- Interactive map of the The House of Sheikh Saeed bin Hamad Al Qasimi area

General information
- Location: Kalba
- Opened: 1901
- Owner: Sharjah Museums Authority

= The House of Sheikh Saeed bin Hamad Al Qasimi =

The house of Sheikh Saeed bin Hamad Al Qasimi, built by the ruler of Kalba Saeed bin Hamad Al Qasimi, served as the administrative center for the Emirate of Kalba and its subordinate areas from 1903 until 1937.

It was built between 1898 and 1901 directly across from the historical fort.

== Museum history ==
The house was restored in two stages that started in 1993. On December 5, 1999, the house was officially opened to the public. as a museum. The house had seventeen rooms, three chambers, a yard, and a visitors' reception room, in which Al Qasimi concluded numerous significant treaties and agreements with the British during their occupation of the region.

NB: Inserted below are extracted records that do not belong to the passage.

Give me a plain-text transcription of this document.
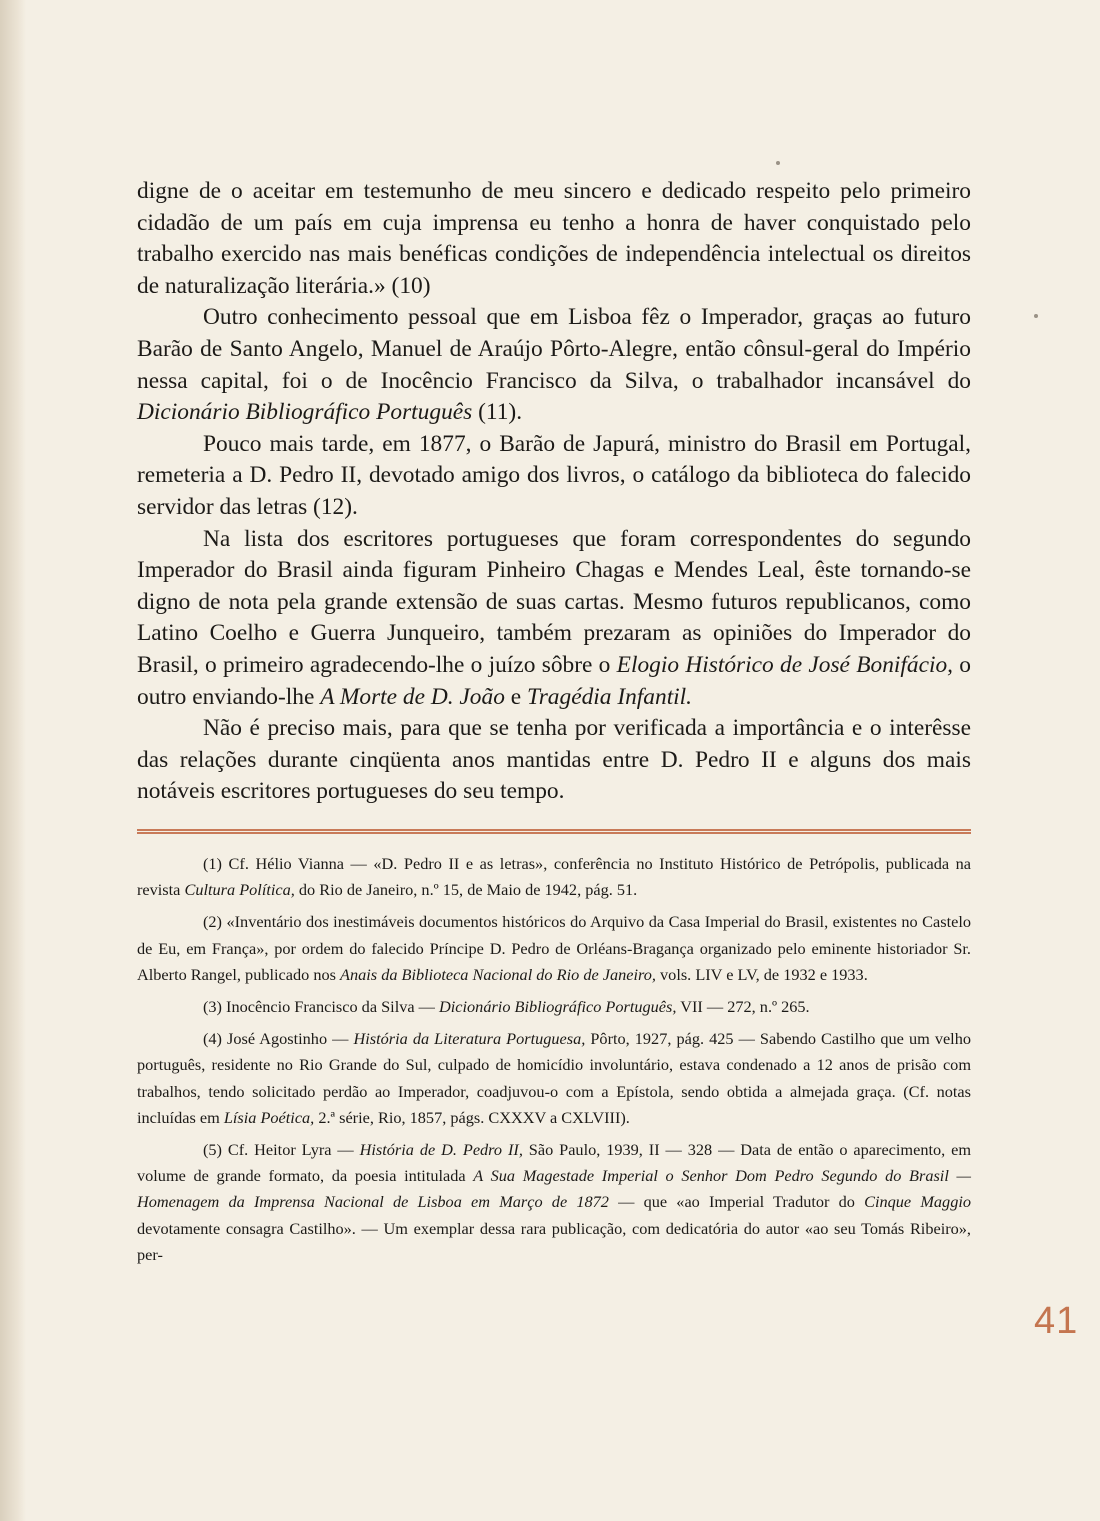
digne de o aceitar em testemunho de meu sincero e dedicado respeito pelo primeiro cidadão de um país em cuja imprensa eu tenho a honra de haver conquistado pelo trabalho exercido nas mais benéficas condições de independência intelectual os direitos de naturalização literária.» (10)

Outro conhecimento pessoal que em Lisboa fêz o Imperador, graças ao futuro Barão de Santo Angelo, Manuel de Araújo Pôrto-Alegre, então cônsul-geral do Império nessa capital, foi o de Inocêncio Francisco da Silva, o trabalhador incansável do Dicionário Bibliográfico Português (11).

Pouco mais tarde, em 1877, o Barão de Japurá, ministro do Brasil em Portugal, remeteria a D. Pedro II, devotado amigo dos livros, o catálogo da biblioteca do falecido servidor das letras (12).

Na lista dos escritores portugueses que foram correspondentes do segundo Imperador do Brasil ainda figuram Pinheiro Chagas e Mendes Leal, êste tornando-se digno de nota pela grande extensão de suas cartas. Mesmo futuros republicanos, como Latino Coelho e Guerra Junqueiro, também prezaram as opiniões do Imperador do Brasil, o primeiro agradecendo-lhe o juízo sôbre o Elogio Histórico de José Bonifácio, o outro enviando-lhe A Morte de D. João e Tragédia Infantil.

Não é preciso mais, para que se tenha por verificada a importância e o interêsse das relações durante cinqüenta anos mantidas entre D. Pedro II e alguns dos mais notáveis escritores portugueses do seu tempo.

(1) Cf. Hélio Vianna — «D. Pedro II e as letras», conferência no Instituto Histórico de Petrópolis, publicada na revista Cultura Política, do Rio de Janeiro, n.º 15, de Maio de 1942, pág. 51.

(2) «Inventário dos inestimáveis documentos históricos do Arquivo da Casa Imperial do Brasil, existentes no Castelo de Eu, em França», por ordem do falecido Príncipe D. Pedro de Orléans-Bragança organizado pelo eminente historiador Sr. Alberto Rangel, publicado nos Anais da Biblioteca Nacional do Rio de Janeiro, vols. LIV e LV, de 1932 e 1933.

(3) Inocêncio Francisco da Silva — Dicionário Bibliográfico Português, VII — 272, n.º 265.

(4) José Agostinho — História da Literatura Portuguesa, Pôrto, 1927, pág. 425 — Sabendo Castilho que um velho português, residente no Rio Grande do Sul, culpado de homicídio involuntário, estava condenado a 12 anos de prisão com trabalhos, tendo solicitado perdão ao Imperador, coadjuvou-o com a Epístola, sendo obtida a almejada graça. (Cf. notas incluídas em Lísia Poética, 2.ª série, Rio, 1857, págs. CXXXV a CXLVIII).

(5) Cf. Heitor Lyra — História de D. Pedro II, São Paulo, 1939, II — 328 — Data de então o aparecimento, em volume de grande formato, da poesia intitulada A Sua Magestade Imperial o Senhor Dom Pedro Segundo do Brasil —Homenagem da Imprensa Nacional de Lisboa em Março de 1872 — que «ao Imperial Tradutor do Cinque Maggio devotamente consagra Castilho». — Um exemplar dessa rara publicação, com dedicatória do autor «ao seu Tomás Ribeiro», per-

41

In the inner yard there are two suites, each containing several rooms, a chamber, a kitchen, a nursery, and a bedroom for Sheikh Saeed connected with a small storage for his items and personal belongings. There is also a room for his personal weapons.

The Islamic Heritage Rooms showcase Islamic holdings, including a copy of the Qur'an written in 256 AH (c. 870 CE) in Kashmiri script.

Other rooms have historical coins and archaeological artifacts, including stone bowls made of steatite that date to the second millennium BCE.